So we’ve done so many great things with Zendesk over the years, and now it’s the end of one era for Zendesk — and the beginning of a new one.  It’s now “going private” for $10.2 Billion.  It may well IPO again in just a few years, we’ll see.  But this will be one of the last chances we get to see its financials and metrics as a public company.  Once it goes private again later in 2022, Zendesk won’t publish many metrics anymore.

Zendesk has really grown up.  As we’ll see, it’s growing a very impressive 30% at $1.6 Billion in ARR, and has slowly and steadily gone quite upmarket.  It’s moved beyond its tiniest customers, of an ACV of < $1k, but other than that, it’s going upmarket without giving up its SMB roots.

In fact, Q1’22 was Zendesk’s highest first-quarter revenue increase in history.  A shot across the bow of anyone saying SaaS is slowing.  At $1B in ARR, Zendesk was growing 24%.  Its growing 20% faster at $1.6B in ARR.

So let’s call this The Last Edition of 5 Interesting Learnings From Zendesk (like we did with Slack, as it got acquired by Salesforce).  But there may well be another edition a few years down the road.

5 Interesting Learnings at $1.6B in ARR:

#1.  $1m customers are the fastest-growing segment of all.  Zendesk has 62,000 customers that pay $1k a year or more, but it’s $1m+ ACV customers are up 65%.  They have 140 of them, so at least $200,000,000 in ARR comes from Whales — $1m+ customers.  Even though Zendesk still has thousands and thousands of SMB customers.

#2.  The march upmarket has been slow and steady, but now 39% of revenue is from $250k deals.  Up from 29% in 2020.  Zendesk IPO’d as an SMB support solution.  Fast forward to today, and it’s still that — but even more, it’s an enterprise CX solution with $250k+ deals driving growth.

#3.  Customers with < $1,000 a year in revenue are < 1% of total revenues.  While Zendesk still has thousands of SMBs, the tiny customers no longer even show up in the metrics.  They are less than 1% of total revenues.  But Zendesk has also raised its prices substantially over time, with price per agent now $49-$99 / month.  That’s opened up a lot of white space at the very bottom of the market.  But it’s a space that is economically irrelevant to Zendesk at $1.6B in ARR.

#4. Going beyond “ticketing” has been key to growth — its Suite editions, with voice, forums, routing, etc. are now 40% of ARR — up from 7% a year ago.  While Zendesk arguable hasn’t gone truly multi-product, it has gone “omni-product”, doing much more than its original core of ticket-based support.  That expansion of surface area has been key to Zendesk’s growth, with its “Suite” customers paying 20% more, with very rapid adoption.  And signing longer contracts (19 months) with higher retention and lower churn.

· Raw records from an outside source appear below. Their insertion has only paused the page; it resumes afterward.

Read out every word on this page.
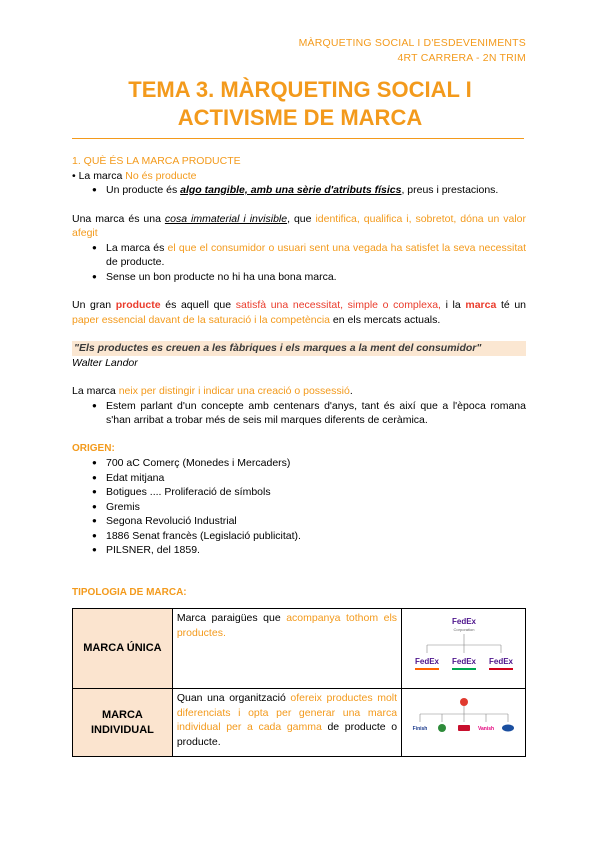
MÀRQUETING SOCIAL I D'ESDEVENIMENTS
4RT CARRERA - 2N TRIM
TEMA 3. MÀRQUETING SOCIAL I
ACTIVISME DE MARCA
1. QUÈ ÉS LA MARCA PRODUCTE
• La marca No és producte
● Un producte és algo tangible, amb una sèrie d'atributs físics, preus i prestacions.
Una marca és una cosa immaterial i invisible, que identifica, qualifica i, sobretot, dóna un valor afegit
● La marca és el que el consumidor o usuari sent una vegada ha satisfet la seva necessitat de producte.
● Sense un bon producte no hi ha una bona marca.
Un gran producte és aquell que satisfà una necessitat, simple o complexa, i la marca té un paper essencial davant de la saturació i la competència en els mercats actuals.
"Els productes es creuen a les fàbriques i els marques a la ment del consumidor"
Walter Landor
La marca neix per distingir i indicar una creació o possessió.
● Estem parlant d'un concepte amb centenars d'anys, tant és així que a l'època romana s'han arribat a trobar més de seis mil marques diferents de ceràmica.
ORIGEN:
● 700 aC Comerç (Monedes i Mercaders)
● Edat mitjana
● Botigues .... Proliferació de símbols
● Gremis
● Segona Revolució Industrial
● 1886 Senat francès (Legislació publicitat).
● PILSNER, del 1859.
TIPOLOGIA DE MARCA:
MARCA ÚNICA	Marca paraigües que acompanya tothom els productes.	FedEx
Corporation
FedEx FedEx FedEx

MARCA INDIVIDUAL	Quan una organització ofereix productes molt diferenciats i opta per generar una marca individual per a cada gamma de producte o producte.	Finish Vanish
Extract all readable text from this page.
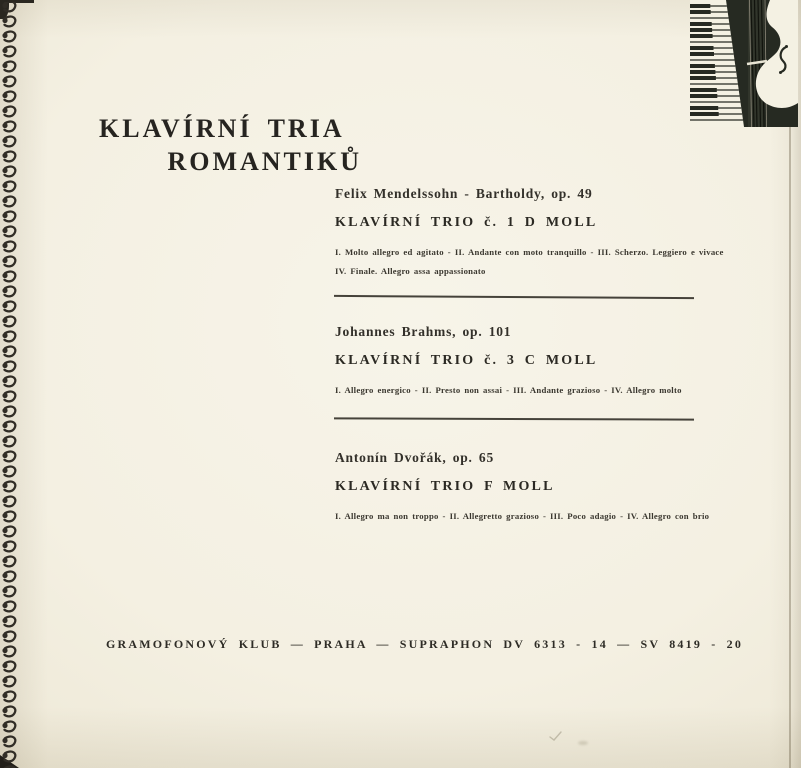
KLAVÍRNÍ TRIA
ROMANTIKŮ
Felix Mendelssohn - Bartholdy, op. 49
KLAVÍRNÍ TRIO č. 1 D MOLL
I. Molto allegro ed agitato - II. Andante con moto tranquillo - III. Scherzo. Leggiero e vivace
IV. Finale. Allegro assa appassionato
Johannes Brahms, op. 101
KLAVÍRNÍ TRIO č. 3 C MOLL
I. Allegro energico - II. Presto non assai - III. Andante grazioso - IV. Allegro molto
Antonín Dvořák, op. 65
KLAVÍRNÍ TRIO F MOLL
I. Allegro ma non troppo - II. Allegretto grazioso - III. Poco adagio - IV. Allegro con brio
GRAMOFONOVÝ KLUB — PRAHA — SUPRAPHON DV 6313 - 14 — SV 8419 - 20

#5. NRR/NDR remains strong at 120%.  This has been another key driver for Zendesk.  It’s grown from OK NRR of 105%-110% to top-tier NRR of 120%.  At 30% annual growth, this higher NRR is a key driver of growth at well.

And a few other interesting learnings:

#6.  RPO growing materially faster than ARR, at 35% short-term and 38% overall.  A great sign for the next year or two.  More and more SaaS companies do deep dives on their Revenue Performance Obligations, i.e. the amount they have under contract they haven’t delivered yet.  It’s a good proxy for future growth, as it shows how much revenue is already under contract for the coming year and longer.  With RPO up 35% in the next year, and 38% overall, Zendesk has a good year or two sort of already in the bag.

#7.   Cash-flow positive, but not profitable even at $1.6B in ARR.  This is perhaps the biggest knock on Zendesk’s otherwise stellar metrics.  Even well past $1B in ARR, it’s not profitable.  It is cash-flow positive however,  generating $34m in cash flow last quarter, for an annualized rate of $140m, or about 8% of revenue.  Those numbers are fairly middling compared to other public SaaS companies, and perhaps the only fuel for Zendesk’s detractors.  Sales and Marketing costs also remain high compared to others post-$1B in ARR, at 53% of revenue.  Getting this down is a key level for profitability at scale.

#8. 50% of revenue in the U.S., 50% outside of it.  Zendesk’s European roots may contribute to its slightly outsized EMEA revenue, but in any event, it’s another good reminder that B2B SaaS generally has few borders.  Run toward, not away, from global expansion in B2B.

#9.  Its 61,000 $1k+ customers make up 99% of its revenue, but there are another 50,000 tiny, tiny customers.  They no longer are material to revenue, but some certainly grow larger over time.

Wow, what an incredible journey so far for Zendesk!!  We will miss having them as a public SaaS icon, but it will be fascinating to see how it progresses without the direct pressure of being a public company.  It may well emerge growing even faster when if and when it IPO’s again.